Robert then led us for a couple of 3rd and 4th class pitches along an airy ridge to the summit ridge crest. We descended sunny slopes for 100 feet to meet the normal route to the summit, unroping and continuing with minimal gear (just lunch and a camera). It’s pretty clever the way this route traverses ledges to just below the summit block. We made an error at one point, thinking we needed to hike down scree 200 feet and go around a buttress. The climb back up that was pretty lame!
A short scramble gained the summit, where we could gaze at Mt. Olympus and other peaks to the south and west. Seattle was socked in under a cloud sea, but the volcanos north and east rose up beautifully. Great summit!
Retracing our steps, we picked up our gear and continued along a scenic ridge to the “Finger Traverse,” first climbed by
Lionel Chute of Mt. Index fame. (There is a very interesting story about Lionel Chute in the Northwest Mountaineering Journal, available online at http://www.mountaineers.org/nwmj/041_Index.html) Steve led out on the rope, finding it very easy. He belayed me across, and Robert soloed it. It is basically a 5.0 move or two with a lot of exposure. Handholds are very good.
More scenic ledges and then long descents of scree awaited us on the other side. We enjoyed the stimulating route-finding. Crossing an icy snowfield made us nervous at one point, but it went easily without special gear this time. Eventually we started losing hundreds then thousands of feet in scree gullies, and soon regained our morning trail in Avalanche Canyon.

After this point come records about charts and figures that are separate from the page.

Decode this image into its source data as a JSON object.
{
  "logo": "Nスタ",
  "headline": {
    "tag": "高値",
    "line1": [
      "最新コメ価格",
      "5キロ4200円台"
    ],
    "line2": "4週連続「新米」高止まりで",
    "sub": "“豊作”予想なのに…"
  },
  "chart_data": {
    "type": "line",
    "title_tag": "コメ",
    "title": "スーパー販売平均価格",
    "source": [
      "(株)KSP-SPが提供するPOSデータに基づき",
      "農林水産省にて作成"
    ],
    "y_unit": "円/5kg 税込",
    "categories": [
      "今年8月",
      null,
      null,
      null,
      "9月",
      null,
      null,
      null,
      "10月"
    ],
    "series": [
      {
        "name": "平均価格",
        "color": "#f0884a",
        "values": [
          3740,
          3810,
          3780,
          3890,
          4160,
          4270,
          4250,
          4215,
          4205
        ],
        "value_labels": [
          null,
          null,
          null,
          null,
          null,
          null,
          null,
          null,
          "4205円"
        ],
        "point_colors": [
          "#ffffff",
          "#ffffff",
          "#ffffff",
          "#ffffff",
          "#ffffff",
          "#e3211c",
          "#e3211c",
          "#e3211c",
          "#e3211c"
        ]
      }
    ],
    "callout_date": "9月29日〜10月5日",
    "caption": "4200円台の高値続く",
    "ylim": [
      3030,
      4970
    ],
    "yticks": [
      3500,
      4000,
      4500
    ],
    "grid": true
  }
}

Resting for a few minutes at the lake, we watched the fish jump for insects at the surface. But soon we hurried down, worried about missing the last ferry home. Indeed, Steve set a blistering pace down the steep and invigorating trail. It’s taken three days for my legs to recover from that long controlled fall! We immediately got on the bikes and raced 5 miles down the road in what seemed like 15 minutes to reach the car. Robert and I had time to get a beer and a burger before taking the 8:30 ferry back to Edmunds, and Steve made it home at a reasonably decent hour. Thanks to Robert, Constance and Steve for a great weekend!